One such case is in Columbus, Ohio. For almost 14 years it had passed without comment that the local Congressman, John Kasich, the powerful chairman of the House Budget Committee, stretches his paycheck by sharing a Virginia town house for the two or three nights a week that Congress is in session. His housemate? His male chief of staff. Last month Cynthia Ruccia, Kasich's Democratic challenger, called for a Justice Department investigation of what she said was "a serious appearance of impropriety" because Kasich, who is divorced, lived with someone whose government salary he controls.
That was the official question. What it unofficially implied was that the two men might be otherwise involved. Though Ruccia denies that she intended to leave that impression, Kasich's office inevitably found itself having to deny that either man is gay. No federal investigation is likely. (To begin with, the Justice Department does not examine "appearances.'') As it happens, Ruccia had long been a high-profile supporter of gay rights and Kasich an occasional ally at best. (He voted yes on AIDS funding, no on gay marriage.) But by raising the issue, she stands to benefit from whatever doubt she creates in the minds of voters hostile to gays.
Even Democrats were crying foul. "It was the worst sort of gutter politics and gay baiting," says Bob Fitrakis, Kasich's 1992 Democratic opponent. And the gay community in Kasich's congressional district also sensed an invitation to gay baiting. "It's disappointing to see it from a party that has been the most progressive on the issues," says Phil Martin, president of Stonewall Union, Ohio's largest gay-rights organization, which counts Ruccia as a member.
South Dakota is the scene of another such case, bizarre in its own way. Last week Republican Senator Larry Pressler spent the opening minutes of his debate with Democratic challenger Tim Johnson insisting that "some of the things that have been said in the campaign in the last two weeks of a personal nature are despicable and totally false." Pressler didn't spell out what those were, but most South Dakotans would have known. In September, former Senator James Abourezk, a Democrat, had arranged for Alexander Cockburn, a columnist for the left-leaning weekly Nation, to make several appearances around the state. Why?

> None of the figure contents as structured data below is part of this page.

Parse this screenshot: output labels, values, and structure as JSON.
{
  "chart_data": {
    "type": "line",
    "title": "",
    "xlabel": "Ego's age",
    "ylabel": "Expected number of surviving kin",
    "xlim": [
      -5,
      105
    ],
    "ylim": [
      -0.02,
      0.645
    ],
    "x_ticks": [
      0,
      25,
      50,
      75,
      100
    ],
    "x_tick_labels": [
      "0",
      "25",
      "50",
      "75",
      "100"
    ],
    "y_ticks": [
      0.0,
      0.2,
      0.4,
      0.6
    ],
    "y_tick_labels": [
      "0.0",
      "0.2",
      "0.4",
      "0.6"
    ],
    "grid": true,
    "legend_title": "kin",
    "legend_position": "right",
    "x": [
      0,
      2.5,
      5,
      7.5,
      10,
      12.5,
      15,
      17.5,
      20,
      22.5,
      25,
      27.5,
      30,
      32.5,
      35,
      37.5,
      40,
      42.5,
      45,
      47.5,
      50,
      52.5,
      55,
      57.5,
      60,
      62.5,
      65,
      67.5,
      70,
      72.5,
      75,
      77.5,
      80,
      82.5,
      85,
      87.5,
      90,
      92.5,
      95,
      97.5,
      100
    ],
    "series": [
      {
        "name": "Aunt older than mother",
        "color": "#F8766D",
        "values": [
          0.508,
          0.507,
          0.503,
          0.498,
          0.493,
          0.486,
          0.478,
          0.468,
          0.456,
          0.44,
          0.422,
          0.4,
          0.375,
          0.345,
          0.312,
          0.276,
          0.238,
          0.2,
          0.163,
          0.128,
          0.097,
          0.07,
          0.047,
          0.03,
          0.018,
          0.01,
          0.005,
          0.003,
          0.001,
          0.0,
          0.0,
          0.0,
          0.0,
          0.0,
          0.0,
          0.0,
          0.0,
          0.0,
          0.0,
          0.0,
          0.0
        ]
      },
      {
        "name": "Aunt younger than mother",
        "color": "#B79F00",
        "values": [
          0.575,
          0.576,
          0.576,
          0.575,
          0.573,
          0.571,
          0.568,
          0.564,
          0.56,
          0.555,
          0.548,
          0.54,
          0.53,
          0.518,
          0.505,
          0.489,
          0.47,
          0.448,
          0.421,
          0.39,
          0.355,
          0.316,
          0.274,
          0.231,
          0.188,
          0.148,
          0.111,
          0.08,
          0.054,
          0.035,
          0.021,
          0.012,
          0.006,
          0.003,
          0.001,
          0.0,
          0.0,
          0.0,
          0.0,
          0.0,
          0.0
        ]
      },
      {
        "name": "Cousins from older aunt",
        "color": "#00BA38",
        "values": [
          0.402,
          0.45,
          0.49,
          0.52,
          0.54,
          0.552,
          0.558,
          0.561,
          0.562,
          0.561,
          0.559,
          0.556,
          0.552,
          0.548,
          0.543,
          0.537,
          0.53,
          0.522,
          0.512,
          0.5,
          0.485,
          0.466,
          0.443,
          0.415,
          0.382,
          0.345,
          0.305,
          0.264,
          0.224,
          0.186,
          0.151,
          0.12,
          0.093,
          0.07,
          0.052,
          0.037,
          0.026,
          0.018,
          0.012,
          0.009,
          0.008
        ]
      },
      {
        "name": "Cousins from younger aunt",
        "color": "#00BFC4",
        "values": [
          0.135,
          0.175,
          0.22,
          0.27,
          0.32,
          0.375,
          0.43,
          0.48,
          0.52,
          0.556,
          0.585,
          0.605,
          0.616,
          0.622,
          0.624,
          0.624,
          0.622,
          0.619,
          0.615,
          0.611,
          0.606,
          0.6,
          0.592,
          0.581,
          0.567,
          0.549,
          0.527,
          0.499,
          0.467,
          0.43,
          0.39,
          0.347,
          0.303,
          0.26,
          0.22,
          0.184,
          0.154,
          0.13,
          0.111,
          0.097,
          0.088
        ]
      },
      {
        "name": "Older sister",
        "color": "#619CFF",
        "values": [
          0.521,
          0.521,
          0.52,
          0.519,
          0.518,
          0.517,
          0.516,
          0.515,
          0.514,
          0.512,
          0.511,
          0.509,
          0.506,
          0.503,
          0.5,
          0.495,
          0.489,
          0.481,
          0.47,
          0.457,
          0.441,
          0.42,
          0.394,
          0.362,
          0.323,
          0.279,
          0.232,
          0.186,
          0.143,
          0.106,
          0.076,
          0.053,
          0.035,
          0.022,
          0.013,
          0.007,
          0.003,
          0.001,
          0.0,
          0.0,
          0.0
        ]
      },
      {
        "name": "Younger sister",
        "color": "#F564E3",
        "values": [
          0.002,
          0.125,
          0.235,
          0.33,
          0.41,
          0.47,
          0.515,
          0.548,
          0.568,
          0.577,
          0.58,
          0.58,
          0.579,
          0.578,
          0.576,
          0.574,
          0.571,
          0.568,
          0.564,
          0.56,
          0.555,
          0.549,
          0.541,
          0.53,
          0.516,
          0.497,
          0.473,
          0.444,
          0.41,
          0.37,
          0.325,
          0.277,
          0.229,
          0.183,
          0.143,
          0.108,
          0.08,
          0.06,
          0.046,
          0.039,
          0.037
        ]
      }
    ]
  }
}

In his 1996 book Washington Babylon, Cockburn asserts that Pressler had hastily married "amid speculation that he was gay." The only source cited by Cockburn and co-author Ken Silverstein was Steve Gobie, the former homosexual prostitute who entertained clients at the Capitol Hill apartment of Massachusetts Representative Barney Frank, though without Frank's knowledge.

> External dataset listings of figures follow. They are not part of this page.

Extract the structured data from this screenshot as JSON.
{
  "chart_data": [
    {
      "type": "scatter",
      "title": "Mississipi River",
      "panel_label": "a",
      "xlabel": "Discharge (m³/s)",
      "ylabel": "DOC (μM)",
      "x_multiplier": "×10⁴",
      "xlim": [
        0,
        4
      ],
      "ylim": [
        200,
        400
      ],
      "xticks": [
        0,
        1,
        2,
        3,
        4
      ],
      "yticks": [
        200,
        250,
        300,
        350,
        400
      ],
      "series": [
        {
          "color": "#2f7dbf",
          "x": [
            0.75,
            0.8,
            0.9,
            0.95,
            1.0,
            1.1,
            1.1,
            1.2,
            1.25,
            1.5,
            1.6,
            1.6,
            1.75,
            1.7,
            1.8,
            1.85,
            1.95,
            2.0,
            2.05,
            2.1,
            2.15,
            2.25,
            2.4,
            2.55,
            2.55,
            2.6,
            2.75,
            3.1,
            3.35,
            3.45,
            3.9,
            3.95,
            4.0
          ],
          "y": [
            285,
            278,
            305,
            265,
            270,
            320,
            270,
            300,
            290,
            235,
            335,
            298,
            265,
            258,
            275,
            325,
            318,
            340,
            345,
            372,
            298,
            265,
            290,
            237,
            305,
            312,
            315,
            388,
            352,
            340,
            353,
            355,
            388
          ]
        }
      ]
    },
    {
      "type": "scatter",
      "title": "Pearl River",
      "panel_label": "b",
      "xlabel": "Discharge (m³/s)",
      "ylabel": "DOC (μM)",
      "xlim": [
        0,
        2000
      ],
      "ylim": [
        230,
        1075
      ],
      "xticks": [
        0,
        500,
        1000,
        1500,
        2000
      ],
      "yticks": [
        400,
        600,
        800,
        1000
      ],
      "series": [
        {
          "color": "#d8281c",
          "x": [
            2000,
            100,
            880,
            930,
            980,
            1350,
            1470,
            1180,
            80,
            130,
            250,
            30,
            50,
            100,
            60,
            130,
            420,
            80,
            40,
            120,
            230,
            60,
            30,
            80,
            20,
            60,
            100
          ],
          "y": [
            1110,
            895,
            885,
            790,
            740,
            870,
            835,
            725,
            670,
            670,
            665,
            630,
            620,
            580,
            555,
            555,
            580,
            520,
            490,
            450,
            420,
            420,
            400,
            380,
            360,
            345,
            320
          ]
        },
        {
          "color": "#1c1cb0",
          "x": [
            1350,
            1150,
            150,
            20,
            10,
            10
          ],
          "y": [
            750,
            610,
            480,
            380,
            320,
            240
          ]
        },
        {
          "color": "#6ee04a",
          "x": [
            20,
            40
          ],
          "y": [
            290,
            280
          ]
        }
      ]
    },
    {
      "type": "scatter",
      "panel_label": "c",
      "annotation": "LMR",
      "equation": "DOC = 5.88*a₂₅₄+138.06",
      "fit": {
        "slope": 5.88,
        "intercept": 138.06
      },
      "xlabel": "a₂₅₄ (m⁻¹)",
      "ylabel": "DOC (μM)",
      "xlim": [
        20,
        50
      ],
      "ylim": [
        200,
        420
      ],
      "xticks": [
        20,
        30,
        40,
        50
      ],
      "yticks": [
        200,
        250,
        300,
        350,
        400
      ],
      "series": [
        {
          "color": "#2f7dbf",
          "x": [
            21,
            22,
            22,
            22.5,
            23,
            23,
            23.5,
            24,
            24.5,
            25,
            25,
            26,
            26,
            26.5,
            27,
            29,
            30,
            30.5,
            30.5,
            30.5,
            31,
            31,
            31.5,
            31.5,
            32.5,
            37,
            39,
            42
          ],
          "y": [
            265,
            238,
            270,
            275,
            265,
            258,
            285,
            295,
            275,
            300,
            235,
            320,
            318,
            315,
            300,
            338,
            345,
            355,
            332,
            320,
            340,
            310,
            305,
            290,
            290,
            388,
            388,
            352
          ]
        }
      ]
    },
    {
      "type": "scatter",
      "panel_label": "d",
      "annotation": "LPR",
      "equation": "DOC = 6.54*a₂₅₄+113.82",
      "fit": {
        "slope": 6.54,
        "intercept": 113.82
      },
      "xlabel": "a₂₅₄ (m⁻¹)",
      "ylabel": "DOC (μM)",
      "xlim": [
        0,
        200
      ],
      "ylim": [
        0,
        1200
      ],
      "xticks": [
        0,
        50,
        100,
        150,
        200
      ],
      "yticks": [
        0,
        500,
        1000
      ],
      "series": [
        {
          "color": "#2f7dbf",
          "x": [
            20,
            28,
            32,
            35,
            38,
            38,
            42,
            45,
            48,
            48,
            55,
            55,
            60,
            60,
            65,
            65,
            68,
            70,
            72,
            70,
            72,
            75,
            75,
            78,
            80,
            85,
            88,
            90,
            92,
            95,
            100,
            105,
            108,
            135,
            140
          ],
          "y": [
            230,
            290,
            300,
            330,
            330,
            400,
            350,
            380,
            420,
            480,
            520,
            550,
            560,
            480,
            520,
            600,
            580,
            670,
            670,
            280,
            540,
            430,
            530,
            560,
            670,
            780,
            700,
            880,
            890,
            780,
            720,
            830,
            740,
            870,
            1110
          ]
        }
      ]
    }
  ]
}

Why are these episodes happening now? Partly because the defeats on same-sex marriage and workplace discrimination raised bitter questions about whether closeted gay lawmakers were guilty of hypocrisy. "If Sarah Brady owned a handgun, would you write about it?" asks Frank, who tumbled out of the closet years ago. Thus Arthur Finkelstein, the mastermind behind the campaigns of antigay conservatives, was outed last month by Boston magazine. And there is the ever more permeable barrier between public discourse and the upwardly churning tides of gossip. At the Washington headquarters of the gay G.O.P. organization Log Cabin Republicans, executive director Richard Tafel says the traffic these days in gay-sex rumors is bumper to bumper, especially on the not exactly authoritative Internet. "These names come out of nowhere," says Tafel. "Rumors have grown exponentially in cyberspace, where you don't have to be responsible for what you say."
As backdrop to the latest episodes of who sleeps with whom, there is also the pre-emptive self-outing of divorced Arizona Congressman Jim Kolbe. Two weeks after voting for the bill restricting gay marriage, Kolbe, a Republican, went public with his homosexuality, which had been an open secret around Washington, to pre-empt an article that he knew was coming in the national gay magazine Advocate. Kolbe later won a primary race, but with well under the 80% margin he had enjoyed over the same candidate two years ago.
Maybe the worst thing about campaign-season outing--whether it brings out the truth or spreads a usable lie--is that it depends upon a climate in which simply labeling someone a homosexual is an insult. The tactic won't work on the day when calling someone gay might be an error but not an accusation. "The sad thing in all this," says Tafel, "is that everybody involved believes that being 'charged' with being gay is bad." Republicans may have fostered that climate. Will Democrats be any better if they turn it to their advantage?